Applicable laws also include the Federal Occupational Safety and Health Act of 1970, as applicable, the Service Contract Act of 1965 (41 U.S.C 351), 38 U.S.C. 4212, and FAR Sections 52.219-8, 52.203-15, 52.222-15, 52.222-26, 52.222-35, 52.222-36, 52.222-37, 52.222-41, 52.223-18, and 52.225-13. All goods sold by Seller to Buyer shall conform to the requirements of applicable laws, orders, and regulations, and this purchase order shall be deemed to incorporate by reference all the clauses required by the provisions of all such laws, orders, and regulations.
15. Applicable Law
- (a) This purchase order, and all disputes arising hereunder, shall be governed by the laws of the State of Wisconsin. Sourcing Agent, Buyer, and Seller further agree that Sourcing Agent or Buyer shall have the exclusive discretion to refer any dispute arising hereunder or related hereto to binding arbitration.
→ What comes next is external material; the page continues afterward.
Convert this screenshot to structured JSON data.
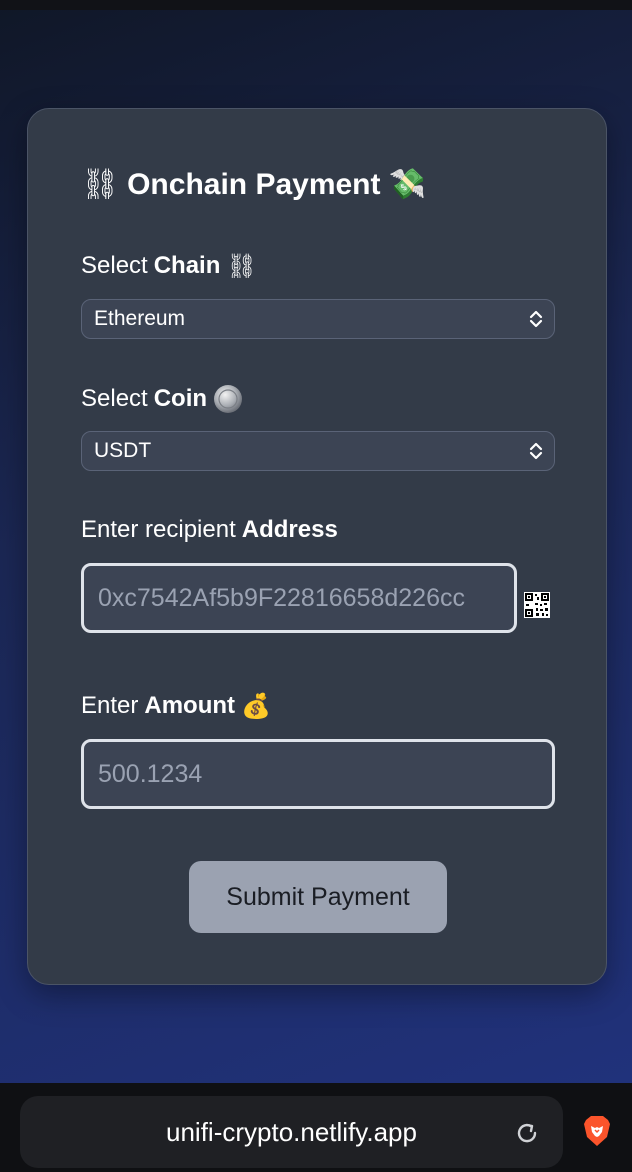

Any such arbitration proceedings shall be conducted pursuant to the Rules of the American Arbitration Association shall be venued at Sourcing Agent or Buyer’s election in Milwaukee or Green Bay, Wisconsin and shall be final, non-appealable, and binding on both Sourcing Agent, Buyer, and Seller.
16. Warranty
- (a) Seller warrants that the goods covered by this purchase order will conform to the specifications, drawings, samples, or other description furnished or specified by Sourcing Agent or Buyer, and will be fit and sufficient for the purpose intended, merchantable, of good material and workmanship, and free from defect. The warranties and remedies provided herein shall be in addition to those implied by or available at law and shall exist notwithstanding the acceptance by Sourcing Agent or Buyer of all or part of the goods with respect to which such warranties and remedies are applicable.
17. Premium Shipments
- (a) If, because of failure of Seller to meet the delivery requirements of this purchase order, Sourcing Agent or Buyer finds it necessary to require shipment of any of the goods covered by this purchase order by a method of transportation other than the method originally specified by Sourcing Agent or Buyer, Seller shall reimburse Sourcing Agent or Buyer the amount, if any, by which the cost of the more expeditious method of transportation exceeds the cost of the method of transportation originally specified unless such failure is due to causes beyond the control and without fault or negligence of Seller.
18. Indemnification
Seller agrees to indemnify and hold Sourcing Agent or Buyer, and Sourcing Agent or Buyer’s agents, customers, and other parties with which Sourcing Agent or Buyer deals, harmless from and against any and all liability, loss, damage, injury, fine, penalty, claim, action, proceeding, judgment, cost, and expense, including reasonable attorneys’ fees to the extent not prohibited by law, arising out of, caused, brought about, or in any way relating to the goods or services furnished or performed by Seller pursuant to this Purchase Order, or Seller’s breach of or failure to perform or comply with the terms, conditions, covenants, and warranties contained in or arising under this Purchase Order. Seller further agrees, upon request by Sourcing Agent or Buyer and at Seller’s sole expense, to defend or assist in the defense of any such claim, action, or other proceeding.
19. Title and Risk of Loss
Regardless of F.O.B. terms, title and risk of loss to the goods shall not pass to Sourcing Agent or Buyer until Sourcing Agent or Buyer’s receipt and acceptance of goods at destination.